CT imaging may predict survival in patients with metastatic colorectal cancer treated with Bevacizumab


Using routine computed tomography ( CT ) imaging to analyze form and structural changes to colorectal liver metastasis after Bevacizumab ( Avastin ) and chemotherapy may predict overall survival.
The findings are published in the Journal of American Medical Association.

When combined with chemotherapy, the angiogenesis inhibitor Bevacizumab is associated with both improved survival in those with metastatic colorectal cancer and higher rates of pathologic response in patients undergoing surgical resection of colorectal liver metastases.

Prior to the JAMA study, Jean-Nicolas Vauthey and his MD Anderson colleagues looked at pathology in patients who had undergone resection for colorectal liver metastasis, and found those who received Bevacizumab in combination with chemotherapy achieved better pathologic response rates. Based on that pathologic finding of increased cell kill, Vauthey and colleagues then conducted a second preliminary study and uncovered that these patients were distributed in three groups - complete, major and minor response - with a strong survival correlation.

Pathologic response has proven to predict improved survival and has been proposed as a new endpoint after surgery for colorectal metastases. However, a non-invasive method of predicting such a response to chemotherapy - especially biologic agents - does not exist.
MD Anderson’s Researchers moved from pathologic criteria, which are postoperative in nature, to preoperative, radiological criteria, in evaluating a patient's response to Bevacizumab. Radiologists established a very simple imaging scheme of response. Using screening CTs to evaluate morphologic changes to the tumor, Researchers selected criteria that stratified patients into one of three types of responses - optimal, incomplete or no morphologic response.

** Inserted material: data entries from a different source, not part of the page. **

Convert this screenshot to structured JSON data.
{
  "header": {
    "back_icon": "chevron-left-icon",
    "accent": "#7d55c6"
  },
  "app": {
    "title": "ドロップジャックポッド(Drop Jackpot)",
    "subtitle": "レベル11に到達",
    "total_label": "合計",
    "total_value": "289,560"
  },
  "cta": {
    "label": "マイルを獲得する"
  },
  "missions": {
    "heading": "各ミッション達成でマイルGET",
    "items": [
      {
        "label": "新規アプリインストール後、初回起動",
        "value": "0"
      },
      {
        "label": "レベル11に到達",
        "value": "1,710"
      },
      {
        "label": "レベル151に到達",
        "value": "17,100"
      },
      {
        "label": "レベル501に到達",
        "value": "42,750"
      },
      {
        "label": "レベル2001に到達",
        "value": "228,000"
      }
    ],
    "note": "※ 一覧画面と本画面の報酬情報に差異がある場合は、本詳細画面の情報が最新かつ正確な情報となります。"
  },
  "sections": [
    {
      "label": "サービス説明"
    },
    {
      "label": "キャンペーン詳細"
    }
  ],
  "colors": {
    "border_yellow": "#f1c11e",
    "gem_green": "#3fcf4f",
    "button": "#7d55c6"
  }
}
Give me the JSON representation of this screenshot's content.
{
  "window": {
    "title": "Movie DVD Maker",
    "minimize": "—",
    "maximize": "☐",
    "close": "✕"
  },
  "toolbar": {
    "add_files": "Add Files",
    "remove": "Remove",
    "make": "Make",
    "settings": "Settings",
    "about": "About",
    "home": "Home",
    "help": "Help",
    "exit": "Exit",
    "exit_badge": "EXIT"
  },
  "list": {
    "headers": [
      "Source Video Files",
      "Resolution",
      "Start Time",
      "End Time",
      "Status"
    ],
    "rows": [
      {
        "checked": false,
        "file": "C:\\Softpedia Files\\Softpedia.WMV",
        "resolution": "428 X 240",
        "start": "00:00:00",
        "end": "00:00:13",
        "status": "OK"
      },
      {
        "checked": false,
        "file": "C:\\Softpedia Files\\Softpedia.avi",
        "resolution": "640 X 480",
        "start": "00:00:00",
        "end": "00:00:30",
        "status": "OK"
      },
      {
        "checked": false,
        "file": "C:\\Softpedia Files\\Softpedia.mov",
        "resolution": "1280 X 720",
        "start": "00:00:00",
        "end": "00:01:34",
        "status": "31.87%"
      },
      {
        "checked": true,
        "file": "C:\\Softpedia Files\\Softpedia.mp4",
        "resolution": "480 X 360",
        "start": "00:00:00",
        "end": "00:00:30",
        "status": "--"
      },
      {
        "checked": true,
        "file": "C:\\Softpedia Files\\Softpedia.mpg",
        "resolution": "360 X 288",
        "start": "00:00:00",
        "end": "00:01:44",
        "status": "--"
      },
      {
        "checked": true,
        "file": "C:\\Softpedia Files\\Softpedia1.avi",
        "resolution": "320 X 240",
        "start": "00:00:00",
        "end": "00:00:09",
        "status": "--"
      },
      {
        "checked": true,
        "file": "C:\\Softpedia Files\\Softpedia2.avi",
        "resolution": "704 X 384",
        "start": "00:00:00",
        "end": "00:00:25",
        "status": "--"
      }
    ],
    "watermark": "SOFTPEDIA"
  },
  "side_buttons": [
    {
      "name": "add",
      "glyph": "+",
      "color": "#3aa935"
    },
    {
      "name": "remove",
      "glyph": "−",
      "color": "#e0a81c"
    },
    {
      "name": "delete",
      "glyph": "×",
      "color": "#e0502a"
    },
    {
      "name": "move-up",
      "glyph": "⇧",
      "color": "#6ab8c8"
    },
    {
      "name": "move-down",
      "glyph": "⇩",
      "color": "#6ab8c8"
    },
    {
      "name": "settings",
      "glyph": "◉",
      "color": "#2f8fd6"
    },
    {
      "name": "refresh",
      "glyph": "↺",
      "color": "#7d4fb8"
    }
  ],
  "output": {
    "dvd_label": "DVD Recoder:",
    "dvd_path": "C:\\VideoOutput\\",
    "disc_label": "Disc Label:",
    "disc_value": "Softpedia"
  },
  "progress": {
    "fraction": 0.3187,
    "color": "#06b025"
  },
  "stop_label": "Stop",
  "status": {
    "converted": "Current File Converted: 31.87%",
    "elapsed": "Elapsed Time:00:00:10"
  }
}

For the retrospective study, the MD Anderson Researchers analyzed a total of 234 colorectal liver metastases from 50 surgical patients, all of whom underwent preoperative chemotherapy regimen that included Bevacizumab. Patients were treated at M. D. Anderson between 2004 and 2007; all underwent routine contrast-enhanced CTs prior to and following the neoadjuvant therapy. The median follow-up time was 18 months, with March 2008 being the last follow-up.

Blinded to pathologic results, treatment regimens and outcomes, Researchers of the Department of Diagnostic Radiology independently analyzed images for morphologic changes - from heterogenous masses with poorly-defined margins to lesions homogenous and cystic in nature with sharp borders - and then classified patients into one of the three groups.

Optimal morphologic response corresponded with survival benefit after hepatic resection: the median overall survival for surgical patients who achieved optimal, complete morphologic response was not yet met. In those who had incomplete or no response, overall survival was 25 months.

To validate the findings, the team also analyzed a cohort of 82 unresectable metastatic colon cancer patients also treated with Bevacizumab-containing chemotherapy. In this group, optimal morphological response also correlated with survival, 31 months, compared with 19 months in those that achieved incomplete or no response.